None of these countries has had an inherent “comparative advantage” in semiconductors; they just followed the classic pattern of subsidizing their growth via substantial government support (creating them from nothing in the few decades, in the case of South Korea and China), aggressively driving down costs and driving marginal, less efficient producers out of the industry.

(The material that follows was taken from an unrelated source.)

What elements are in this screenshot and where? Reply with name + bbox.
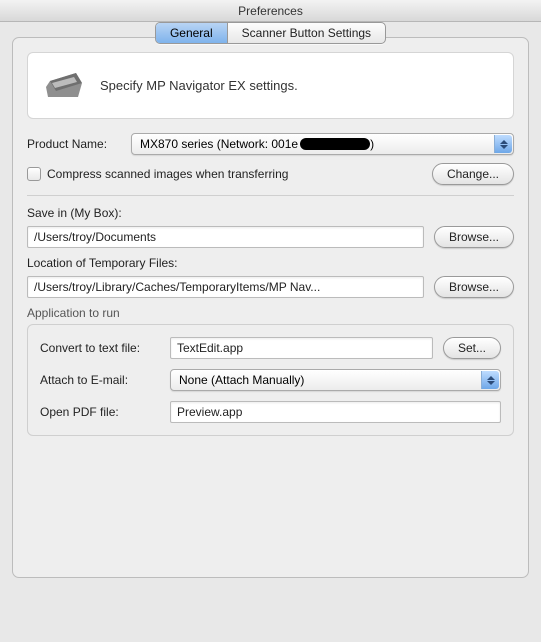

Even if this means prioritizing market share over short-term profits (a no-no for Wall Street, which focuses on quarterly earnings as intently as an audience waiting for the white smoke to emerge from a Papal election), the businesses that engage in this strategy can usually recoup the costs later via new oligopoly power. Semiconductors represent a great high value-added, high tech manufacturing platform industry that has employed lots of people, has a huge, growing global market, and a multiplier effect on the domestic economy. It represents an area that should be prioritized by the U.S., not de-emphasized (as Intel’s proposed move threatens to do). The road back to manufacturing relevance is a long one, but the alternative risks turning the U.S. into a hollow industrial shell, while simultaneously creating new national security vulnerabilities. We don’t want to solve these problems through a perpetual embrace of militarism. We should therefore be doing all we can to dissuade Intel from making a potentially disastrous mistake that would not only exacerbate longstanding problems in the U.S. economy, but also weaken further a flagship American company, which is still a world-class competitor.